Mangalam Timbers: An early sign of industrialisation, no longer reassuring
Unlike the silent indigenous lot, the Bengalis of Umerkote are vocal. Resettled here as part of the Dandakaranya project, these one-time refugees have over the years become part of the landscape, which itself isn’t exactly changing for the better. Monsoons have been erratic and the cropping pattern is shifting from maize to ‘Nilgiris’ (read eucalyptus).
The local corn variety was once considered among the best in Asia, says Mridul Kanti Mandal, a seasoned cultivator, and he would love to switch back with a little help from the government. Predictably no response yet. Somebody will wake up when the environmental impact of monoculture eucalyptus plantations hits between the eyes.
Farmland owner Jitu Kumar Nayak lives happily among Adivasis, many his farm hands.
More immediate than the agro disaster in the making is the danger of a junkyard of discarded vehicles coming up in these vacant green lands. After a day out with a million such developmental disconnects, Dr Poma Tudu, the project director of District Rural Development Agency, is back in her office and smiling.
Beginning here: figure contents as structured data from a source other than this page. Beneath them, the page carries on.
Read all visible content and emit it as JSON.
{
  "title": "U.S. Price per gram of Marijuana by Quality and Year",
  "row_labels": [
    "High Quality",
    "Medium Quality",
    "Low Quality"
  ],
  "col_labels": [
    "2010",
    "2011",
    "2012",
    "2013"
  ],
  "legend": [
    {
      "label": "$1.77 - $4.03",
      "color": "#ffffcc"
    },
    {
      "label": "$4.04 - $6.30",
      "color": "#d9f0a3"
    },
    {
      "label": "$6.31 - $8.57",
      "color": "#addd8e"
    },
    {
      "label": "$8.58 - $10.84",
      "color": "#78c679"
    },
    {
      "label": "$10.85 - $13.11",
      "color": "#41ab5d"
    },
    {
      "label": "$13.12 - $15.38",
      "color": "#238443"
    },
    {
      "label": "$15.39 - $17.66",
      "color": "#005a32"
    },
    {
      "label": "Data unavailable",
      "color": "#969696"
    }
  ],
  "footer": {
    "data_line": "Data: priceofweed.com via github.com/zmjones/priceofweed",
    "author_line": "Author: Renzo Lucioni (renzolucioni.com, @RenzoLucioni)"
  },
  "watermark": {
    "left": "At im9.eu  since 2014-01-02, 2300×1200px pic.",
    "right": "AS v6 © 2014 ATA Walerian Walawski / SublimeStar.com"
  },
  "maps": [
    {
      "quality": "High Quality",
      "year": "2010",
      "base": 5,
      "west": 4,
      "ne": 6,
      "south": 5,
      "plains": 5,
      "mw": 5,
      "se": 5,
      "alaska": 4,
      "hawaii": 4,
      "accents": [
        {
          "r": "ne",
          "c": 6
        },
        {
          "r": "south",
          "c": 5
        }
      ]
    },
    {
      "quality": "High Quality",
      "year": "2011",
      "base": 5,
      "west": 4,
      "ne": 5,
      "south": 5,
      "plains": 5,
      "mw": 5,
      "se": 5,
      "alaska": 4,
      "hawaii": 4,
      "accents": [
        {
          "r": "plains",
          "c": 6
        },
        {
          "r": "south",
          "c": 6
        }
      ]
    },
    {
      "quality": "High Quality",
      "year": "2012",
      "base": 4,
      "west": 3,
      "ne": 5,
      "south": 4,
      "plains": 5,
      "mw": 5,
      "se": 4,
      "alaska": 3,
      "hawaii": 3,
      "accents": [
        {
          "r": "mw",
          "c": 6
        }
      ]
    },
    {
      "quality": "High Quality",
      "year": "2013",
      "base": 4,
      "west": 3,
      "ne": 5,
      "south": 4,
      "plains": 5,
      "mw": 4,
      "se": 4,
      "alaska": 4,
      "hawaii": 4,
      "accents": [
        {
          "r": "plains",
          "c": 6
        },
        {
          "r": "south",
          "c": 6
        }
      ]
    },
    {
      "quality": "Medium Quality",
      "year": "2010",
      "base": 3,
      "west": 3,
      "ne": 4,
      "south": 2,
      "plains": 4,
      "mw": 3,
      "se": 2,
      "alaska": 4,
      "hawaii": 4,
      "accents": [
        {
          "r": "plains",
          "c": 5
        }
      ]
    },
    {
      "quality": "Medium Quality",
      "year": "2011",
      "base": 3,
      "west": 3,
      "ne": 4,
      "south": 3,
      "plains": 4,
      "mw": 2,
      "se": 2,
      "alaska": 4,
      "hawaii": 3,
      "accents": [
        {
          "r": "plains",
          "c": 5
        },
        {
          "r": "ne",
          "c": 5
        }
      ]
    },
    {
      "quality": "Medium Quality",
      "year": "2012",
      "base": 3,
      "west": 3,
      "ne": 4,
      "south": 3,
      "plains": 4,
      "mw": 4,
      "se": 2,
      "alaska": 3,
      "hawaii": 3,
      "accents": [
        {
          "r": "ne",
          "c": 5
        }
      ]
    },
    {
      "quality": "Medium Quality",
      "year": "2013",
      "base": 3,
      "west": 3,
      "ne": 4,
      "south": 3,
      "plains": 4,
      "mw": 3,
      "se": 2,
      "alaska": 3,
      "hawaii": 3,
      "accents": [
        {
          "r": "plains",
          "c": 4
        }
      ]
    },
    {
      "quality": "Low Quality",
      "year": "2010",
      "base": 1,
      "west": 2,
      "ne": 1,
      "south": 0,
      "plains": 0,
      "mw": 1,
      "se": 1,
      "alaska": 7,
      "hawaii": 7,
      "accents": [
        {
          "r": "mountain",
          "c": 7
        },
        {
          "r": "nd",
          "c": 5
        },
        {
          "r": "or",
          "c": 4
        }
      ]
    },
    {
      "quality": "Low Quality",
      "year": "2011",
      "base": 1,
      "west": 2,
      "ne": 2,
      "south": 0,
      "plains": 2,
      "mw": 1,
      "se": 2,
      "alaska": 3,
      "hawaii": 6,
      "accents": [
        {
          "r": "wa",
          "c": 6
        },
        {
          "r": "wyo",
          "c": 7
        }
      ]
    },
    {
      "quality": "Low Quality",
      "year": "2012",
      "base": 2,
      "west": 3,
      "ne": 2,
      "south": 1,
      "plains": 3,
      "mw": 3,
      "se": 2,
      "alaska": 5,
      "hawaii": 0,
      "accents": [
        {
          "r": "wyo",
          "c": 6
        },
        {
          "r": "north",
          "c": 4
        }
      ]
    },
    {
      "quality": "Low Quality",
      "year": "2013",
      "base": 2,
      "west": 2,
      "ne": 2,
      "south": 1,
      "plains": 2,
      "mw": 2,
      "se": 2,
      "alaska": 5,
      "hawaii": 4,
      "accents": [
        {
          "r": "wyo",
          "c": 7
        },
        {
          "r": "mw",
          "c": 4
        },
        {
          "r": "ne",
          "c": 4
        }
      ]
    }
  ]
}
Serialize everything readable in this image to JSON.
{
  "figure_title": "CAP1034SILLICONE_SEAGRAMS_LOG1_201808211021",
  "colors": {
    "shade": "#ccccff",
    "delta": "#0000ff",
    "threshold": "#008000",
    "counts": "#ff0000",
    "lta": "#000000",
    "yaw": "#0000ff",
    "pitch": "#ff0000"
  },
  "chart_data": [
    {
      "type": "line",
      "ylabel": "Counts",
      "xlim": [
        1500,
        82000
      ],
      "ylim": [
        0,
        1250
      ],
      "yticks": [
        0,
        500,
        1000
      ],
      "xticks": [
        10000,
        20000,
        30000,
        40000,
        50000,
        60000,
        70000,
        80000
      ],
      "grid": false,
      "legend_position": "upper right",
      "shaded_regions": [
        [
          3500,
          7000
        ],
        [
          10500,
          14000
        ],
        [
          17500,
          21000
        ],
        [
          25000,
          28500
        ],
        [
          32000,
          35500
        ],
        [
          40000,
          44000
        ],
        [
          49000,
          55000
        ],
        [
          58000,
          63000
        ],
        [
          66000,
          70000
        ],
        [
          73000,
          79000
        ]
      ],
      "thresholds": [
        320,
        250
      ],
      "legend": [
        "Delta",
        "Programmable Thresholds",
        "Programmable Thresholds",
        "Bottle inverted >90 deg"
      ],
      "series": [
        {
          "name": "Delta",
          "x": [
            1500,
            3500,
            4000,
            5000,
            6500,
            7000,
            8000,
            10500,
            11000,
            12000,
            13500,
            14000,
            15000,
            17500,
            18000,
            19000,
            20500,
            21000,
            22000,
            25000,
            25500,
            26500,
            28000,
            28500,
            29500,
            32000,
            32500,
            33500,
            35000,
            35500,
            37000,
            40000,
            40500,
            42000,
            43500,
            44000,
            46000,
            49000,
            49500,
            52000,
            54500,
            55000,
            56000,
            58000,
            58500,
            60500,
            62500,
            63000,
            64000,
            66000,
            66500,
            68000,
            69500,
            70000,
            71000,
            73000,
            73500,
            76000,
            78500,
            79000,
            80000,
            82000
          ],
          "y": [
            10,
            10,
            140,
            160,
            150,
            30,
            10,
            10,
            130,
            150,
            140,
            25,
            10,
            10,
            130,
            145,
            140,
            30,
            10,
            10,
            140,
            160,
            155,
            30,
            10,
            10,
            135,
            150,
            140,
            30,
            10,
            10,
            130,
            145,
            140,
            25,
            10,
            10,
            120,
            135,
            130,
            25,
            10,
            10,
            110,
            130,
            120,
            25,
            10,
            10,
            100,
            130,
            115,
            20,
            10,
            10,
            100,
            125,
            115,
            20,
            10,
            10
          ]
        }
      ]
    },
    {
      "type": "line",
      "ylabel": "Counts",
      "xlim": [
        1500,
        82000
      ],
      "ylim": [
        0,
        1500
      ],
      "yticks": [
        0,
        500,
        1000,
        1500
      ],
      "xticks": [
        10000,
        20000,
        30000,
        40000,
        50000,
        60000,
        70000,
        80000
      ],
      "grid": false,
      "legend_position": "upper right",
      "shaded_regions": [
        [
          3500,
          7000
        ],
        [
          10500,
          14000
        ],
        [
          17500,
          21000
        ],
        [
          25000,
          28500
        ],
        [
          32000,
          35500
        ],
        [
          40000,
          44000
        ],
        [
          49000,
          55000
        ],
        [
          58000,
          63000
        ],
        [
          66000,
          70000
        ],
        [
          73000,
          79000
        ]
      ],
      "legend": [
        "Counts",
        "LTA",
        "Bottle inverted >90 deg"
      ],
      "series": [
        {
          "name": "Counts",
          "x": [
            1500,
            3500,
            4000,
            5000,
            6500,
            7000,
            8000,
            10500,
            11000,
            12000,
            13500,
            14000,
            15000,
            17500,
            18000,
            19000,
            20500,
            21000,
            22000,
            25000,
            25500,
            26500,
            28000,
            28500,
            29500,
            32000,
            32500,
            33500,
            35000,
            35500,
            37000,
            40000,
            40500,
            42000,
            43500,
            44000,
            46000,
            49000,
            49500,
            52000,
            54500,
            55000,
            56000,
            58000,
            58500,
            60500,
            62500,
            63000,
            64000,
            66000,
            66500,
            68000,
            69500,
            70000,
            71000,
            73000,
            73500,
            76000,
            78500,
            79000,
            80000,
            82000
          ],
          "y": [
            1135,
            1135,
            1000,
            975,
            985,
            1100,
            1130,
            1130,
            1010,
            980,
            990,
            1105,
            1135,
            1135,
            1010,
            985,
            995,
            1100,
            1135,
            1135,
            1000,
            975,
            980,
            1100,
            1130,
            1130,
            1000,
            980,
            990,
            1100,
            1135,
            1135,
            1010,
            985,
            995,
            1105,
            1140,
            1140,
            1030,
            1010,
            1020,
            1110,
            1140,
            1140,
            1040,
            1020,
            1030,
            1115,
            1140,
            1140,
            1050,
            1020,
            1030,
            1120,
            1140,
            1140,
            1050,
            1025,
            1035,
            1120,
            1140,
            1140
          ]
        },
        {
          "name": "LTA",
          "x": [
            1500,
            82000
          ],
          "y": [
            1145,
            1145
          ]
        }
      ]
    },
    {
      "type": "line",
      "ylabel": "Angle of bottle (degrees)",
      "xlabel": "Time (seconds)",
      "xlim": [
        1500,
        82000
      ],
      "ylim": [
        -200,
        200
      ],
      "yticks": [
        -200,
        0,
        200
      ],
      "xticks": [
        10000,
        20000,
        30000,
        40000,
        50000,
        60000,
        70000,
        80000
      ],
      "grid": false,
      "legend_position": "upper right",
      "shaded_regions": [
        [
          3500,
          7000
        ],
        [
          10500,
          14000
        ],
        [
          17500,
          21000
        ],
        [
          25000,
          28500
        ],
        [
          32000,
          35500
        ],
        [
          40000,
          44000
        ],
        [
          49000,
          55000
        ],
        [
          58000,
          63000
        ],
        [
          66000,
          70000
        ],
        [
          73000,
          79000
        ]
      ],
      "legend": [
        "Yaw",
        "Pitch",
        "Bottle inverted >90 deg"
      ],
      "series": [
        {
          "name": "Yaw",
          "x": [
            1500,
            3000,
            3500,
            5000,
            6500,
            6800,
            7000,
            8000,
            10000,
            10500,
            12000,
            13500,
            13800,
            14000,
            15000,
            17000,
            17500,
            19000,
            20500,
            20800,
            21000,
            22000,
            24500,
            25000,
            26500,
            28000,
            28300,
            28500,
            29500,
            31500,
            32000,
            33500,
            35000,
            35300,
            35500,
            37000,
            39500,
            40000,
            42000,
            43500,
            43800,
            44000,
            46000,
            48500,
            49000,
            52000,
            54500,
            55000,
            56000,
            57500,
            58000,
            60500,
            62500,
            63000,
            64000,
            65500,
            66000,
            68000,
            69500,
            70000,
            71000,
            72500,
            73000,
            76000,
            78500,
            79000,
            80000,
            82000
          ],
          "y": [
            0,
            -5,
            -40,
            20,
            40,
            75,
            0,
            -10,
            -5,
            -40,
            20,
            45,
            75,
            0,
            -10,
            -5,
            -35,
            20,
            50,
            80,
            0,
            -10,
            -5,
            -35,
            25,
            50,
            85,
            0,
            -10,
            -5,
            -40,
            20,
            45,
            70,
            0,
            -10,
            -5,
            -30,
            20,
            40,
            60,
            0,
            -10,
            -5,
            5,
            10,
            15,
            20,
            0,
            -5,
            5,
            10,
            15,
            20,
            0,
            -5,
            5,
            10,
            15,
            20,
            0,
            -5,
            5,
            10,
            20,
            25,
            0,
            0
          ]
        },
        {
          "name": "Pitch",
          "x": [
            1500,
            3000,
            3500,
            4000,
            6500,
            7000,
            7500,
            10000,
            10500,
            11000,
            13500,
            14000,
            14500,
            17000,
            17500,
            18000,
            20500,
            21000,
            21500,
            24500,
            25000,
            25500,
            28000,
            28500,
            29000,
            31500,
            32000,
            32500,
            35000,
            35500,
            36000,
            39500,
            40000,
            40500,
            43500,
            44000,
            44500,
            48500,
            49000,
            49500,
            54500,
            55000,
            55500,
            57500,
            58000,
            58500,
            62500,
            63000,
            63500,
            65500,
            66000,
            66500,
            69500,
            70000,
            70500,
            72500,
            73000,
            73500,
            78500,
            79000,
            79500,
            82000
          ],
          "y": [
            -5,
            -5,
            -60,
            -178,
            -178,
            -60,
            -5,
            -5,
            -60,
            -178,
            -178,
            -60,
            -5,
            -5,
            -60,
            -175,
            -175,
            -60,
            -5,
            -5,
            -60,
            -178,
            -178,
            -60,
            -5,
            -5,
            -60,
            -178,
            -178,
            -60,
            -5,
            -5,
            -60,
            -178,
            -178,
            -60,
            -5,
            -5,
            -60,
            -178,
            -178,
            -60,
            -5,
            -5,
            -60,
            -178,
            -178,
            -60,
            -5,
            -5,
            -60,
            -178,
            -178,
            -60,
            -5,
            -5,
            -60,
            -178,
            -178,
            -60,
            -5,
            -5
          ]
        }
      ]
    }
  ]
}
Hailing from the Mayurbhanj tribal belt, she is the walking advertisement of indigenous culture. Donning a locally woven, vegetable dyed shawl, she points out the stylized motifs on it drawn from everyday life. A graduate from Delhi’s Lady Hardinge Medical College and a 2012-batch IAS officer, she didn’t have to look far for a role model. Her mother is the first woman in her tribal family to go to school, college and on to a job in RBI. Quite a leap in one generation.
The sole surviving house in its original form built to resettle a Bengali family in Murtuma village.
This newspaper has been focusing on Nabarangpur for a whole year now and would wait for such big success stories to happen here. Meanwhile, we’ll ask little questions such as: Who has the mindset problem, Adivasis or the rest of us?